1974 – present
1974-78 regularly visited friends at 500 Broadway. In 1978 I moved to 39 Walker St, a building, owned by Gordon Matta Clark, Carol Gooden and Dennis Oppenheim and run by the artists and musicians who lived in it. Two of the original artists continue to live here.
Artist with side jobs in graphic design.
I miss the restaurant, FOOD and the fellow artists who cooked there and together pioneered my building and the neighborhood. I miss all the small manufacturing businesses and textile businesses where artists got rolls of fabric remnants. I miss the canvas companies and their sewing and grometting services as well as the discount hardware stores that lined Canal St. Artists could get amazing materials and help with fabricating their artworks right in the neighborhood. I miss Pearl Paint, Canal Jeans, The old fashioned Self Service Store, a general store that had everything you could ever need in long rows of bins. I miss the wholesale food importers like the gourmet garage, when it was a real garage where you got espresso beans by the kilo. I miss the Spice Store on Canal St with every spice and canned good under the sun. I also really miss the Kosher dairy restaurants that used to be all over Soho, and Dave’s Luncheonette on the corner of Canal and Broadway where all the cabbies stopped for a hot dog and an egg cream served to them from the outdoor window. I miss the Chinese fresh noodle and tofu and congee shops. I also miss the Italian neighborhood in Soho with the church where my roommate’s son was Baptised, and the bread bakery and pork sausage store, and the cheese store with fresh mozzarella hourly and Augie’s cafè, bookie joint. Pino the excellent butcher is the last Italian store still in business below Houston St. I could go on…
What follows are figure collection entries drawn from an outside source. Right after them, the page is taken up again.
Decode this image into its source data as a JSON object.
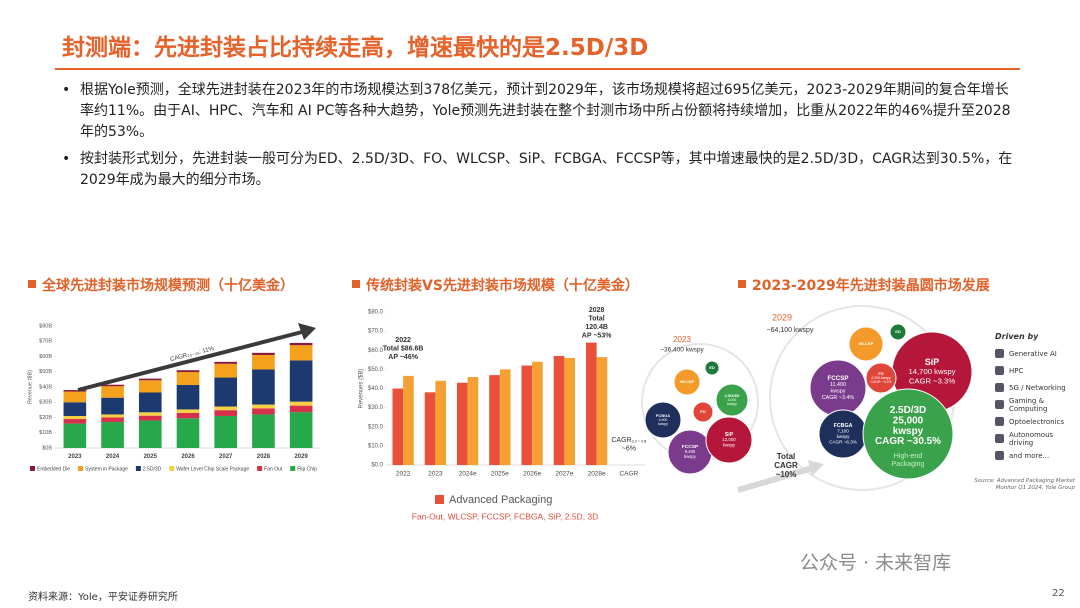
{
  "header": {
    "title": "封测端：先进封装占比持续走高，增速最快的是2.5D/3D"
  },
  "bullets": [
    "根据Yole预测，全球先进封装在2023年的市场规模达到378亿美元，预计到2029年，该市场规模将超过695亿美元，2023-2029年期间的复合年增长率约11%。由于AI、HPC、汽车和 AI PC等各种大趋势，Yole预测先进封装在整个封测市场中所占份额将持续增加，比重从2022年的46%提升至2028年的53%。",
    "按封装形式划分，先进封装一般可分为ED、2.5D/3D、FO、WLCSP、SiP、FCBGA、FCCSP等，其中增速最快的是2.5D/3D，CAGR达到30.5%，在2029年成为最大的细分市场。"
  ],
  "panels": [
    {
      "title": "全球先进封装市场规模预测（十亿美金）",
      "chart_data": {
        "type": "bar",
        "stacked": true,
        "y_label": "Revenue ($B)",
        "annotation": "CAGR₂₃₋₂₉: 11%",
        "categories": [
          "2023",
          "2024",
          "2025",
          "2026",
          "2027",
          "2028",
          "2029"
        ],
        "series": [
          {
            "name": "Embedded Die",
            "color": "#8b1a3a",
            "values": [
              1,
              1,
              1.1,
              1.2,
              1.3,
              1.4,
              1.5
            ]
          },
          {
            "name": "System in Package",
            "color": "#f4a21d",
            "values": [
              7,
              7.5,
              8,
              8.5,
              9,
              9.5,
              10
            ]
          },
          {
            "name": "2.5D/3D",
            "color": "#1c3a70",
            "values": [
              9,
              11,
              13,
              16,
              19,
              23,
              27
            ]
          },
          {
            "name": "Wafer Level Chip Scale Package",
            "color": "#f7d046",
            "values": [
              2,
              2,
              2.2,
              2.3,
              2.4,
              2.5,
              2.6
            ]
          },
          {
            "name": "Fan Out",
            "color": "#d6314a",
            "values": [
              3,
              3,
              3.2,
              3.5,
              3.8,
              4,
              4.3
            ]
          },
          {
            "name": "Flip Chip",
            "color": "#27a84a",
            "values": [
              16,
              17,
              18,
              19.5,
              21,
              22,
              23.5
            ]
          }
        ],
        "ylim": [
          0,
          80
        ],
        "yticks": [
          {
            "value": 0,
            "label": "$0B"
          },
          {
            "value": 10,
            "label": "$10B"
          },
          {
            "value": 20,
            "label": "$20B"
          },
          {
            "value": 30,
            "label": "$30B"
          },
          {
            "value": 40,
            "label": "$40B"
          },
          {
            "value": 50,
            "label": "$50B"
          },
          {
            "value": 60,
            "label": "$60B"
          },
          {
            "value": 70,
            "label": "$70B"
          },
          {
            "value": 80,
            "label": "$80B"
          }
        ],
        "grid": false
      }
    },
    {
      "title": "传统封装VS先进封装市场规模（十亿美金）",
      "chart_data": {
        "type": "bar",
        "stacked": false,
        "y_label": "Revenues ($B)",
        "categories": [
          "2022",
          "2023",
          "2024e",
          "2025e",
          "2026e",
          "2027e",
          "2028e",
          "CAGR"
        ],
        "series": [
          {
            "name": "Advanced Packaging",
            "color": "#e8503a",
            "values": [
              40,
              38,
              43,
              47,
              52,
              57,
              64,
              null
            ]
          },
          {
            "color": "#f5a033",
            "values": [
              46.6,
              44,
              46,
              50,
              54,
              56,
              56.4,
              null
            ]
          }
        ],
        "legend_note": "Fan-Out, WLCSP, FCCSP, FCBGA, SiP, 2.5D, 3D",
        "annotations": [
          [
            "2022",
            "Total $86.6B",
            "AP ~46%"
          ],
          [
            "2028",
            "Total",
            "120.4B",
            "AP ~53%"
          ],
          [
            "CAGR₂₂₋₂₈",
            "~6%"
          ]
        ],
        "ylim": [
          0,
          80
        ],
        "yticks": [
          {
            "value": 0,
            "label": "$0.0"
          },
          {
            "value": 10,
            "label": "$10.0"
          },
          {
            "value": 20,
            "label": "$20.0"
          },
          {
            "value": 30,
            "label": "$30.0"
          },
          {
            "value": 40,
            "label": "$40.0"
          },
          {
            "value": 50,
            "label": "$50.0"
          },
          {
            "value": 60,
            "label": "$60.0"
          },
          {
            "value": 70,
            "label": "$70.0"
          },
          {
            "value": 80,
            "label": "$80.0"
          }
        ],
        "grid": false
      }
    },
    {
      "title": "2023-2029年先进封装晶圆市场发展",
      "diagram": {
        "left": {
          "year": "2023",
          "total": "~36,400 kwspy"
        },
        "right": {
          "year": "2029",
          "total": "~64,100 kwspy"
        },
        "bubbles_2023": [
          {
            "lines": [
              "WLCSP"
            ],
            "color": "#f39a2b"
          },
          {
            "lines": [
              "ED"
            ],
            "color": "#1f7a3a"
          },
          {
            "lines": [
              "2.5D/3D",
              "3,000",
              "kwspy"
            ],
            "color": "#3aa24a"
          },
          {
            "lines": [
              "FO"
            ],
            "color": "#e0453a"
          },
          {
            "lines": [
              "FCBGA",
              "4,900",
              "kwspy"
            ],
            "color": "#1f2f5c"
          },
          {
            "lines": [
              "FCCSP",
              "9,400",
              "kwspy"
            ],
            "color": "#7b3b8c"
          },
          {
            "lines": [
              "SiP",
              "12,000",
              "kwspy"
            ],
            "color": "#b5173a"
          }
        ],
        "bubbles_2029": [
          {
            "lines": [
              "WLCSP"
            ],
            "color": "#f39a2b"
          },
          {
            "lines": [
              "ED"
            ],
            "color": "#1f7a3a"
          },
          {
            "lines": [
              "SiP",
              "14,700 kwspy",
              "CAGR ~3.3%"
            ],
            "color": "#b5173a"
          },
          {
            "lines": [
              "FCCSP",
              "11,400",
              "kwspy",
              "CAGR ~3.4%"
            ],
            "color": "#7b3b8c"
          },
          {
            "lines": [
              "FO",
              "2,200 kwspy",
              "CAGR ~3.2%"
            ],
            "color": "#e0453a"
          },
          {
            "lines": [
              "FCBGA",
              "7,100",
              "kwspy",
              "CAGR ~6.3%"
            ],
            "color": "#1f2f5c"
          },
          {
            "lines": [
              "2.5D/3D",
              "25,000",
              "kwspy",
              "CAGR ~30.5%"
            ],
            "color": "#3aa24a"
          }
        ],
        "high_end": [
          "High-end",
          "Packaging"
        ],
        "cagr": [
          "Total",
          "CAGR",
          "~10%"
        ],
        "drivers_title": "Driven by",
        "drivers": [
          "Generative AI",
          "HPC",
          "5G / Networking",
          "Gaming & Computing",
          "Optoelectronics",
          "Autonomous driving",
          "and more..."
        ],
        "source": "Source: Advanced Packaging Market Monitor Q1 2024, Yole Group"
      }
    }
  ],
  "watermark": "公众号 · 未来智库",
  "footer": {
    "source": "资料来源：Yole，平安证券研究所",
    "page": "22"
  }
}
Legal battles to stay in our loft.
The best memories are of the beautiful sounds of Richard Peck’s saxophone reverberating in the alley when he practiced, and the Philip Glass Ensemble rehearsing Einstein on the Beach upstairs. I loved Nancy Lewis’s choreography and the wonderful gumbo parties she and Richard gave for all the neighbors, and the cameraderie of artists helping each other to renovate and maintain the building. We all had antique "Peerless" stoves the artists got from a demolition. (See photo).
I will never leave.
We stayed through 9/11. I remember speaking to Elisabeth Murray, yelling up to her on her White St. fire escape while watching Building 7 collapse. She had her painting apron on, an example to us to go back to our studios, shut out the dust with plastic on the windows, and keep on painting. We didn’t open the windows for many months.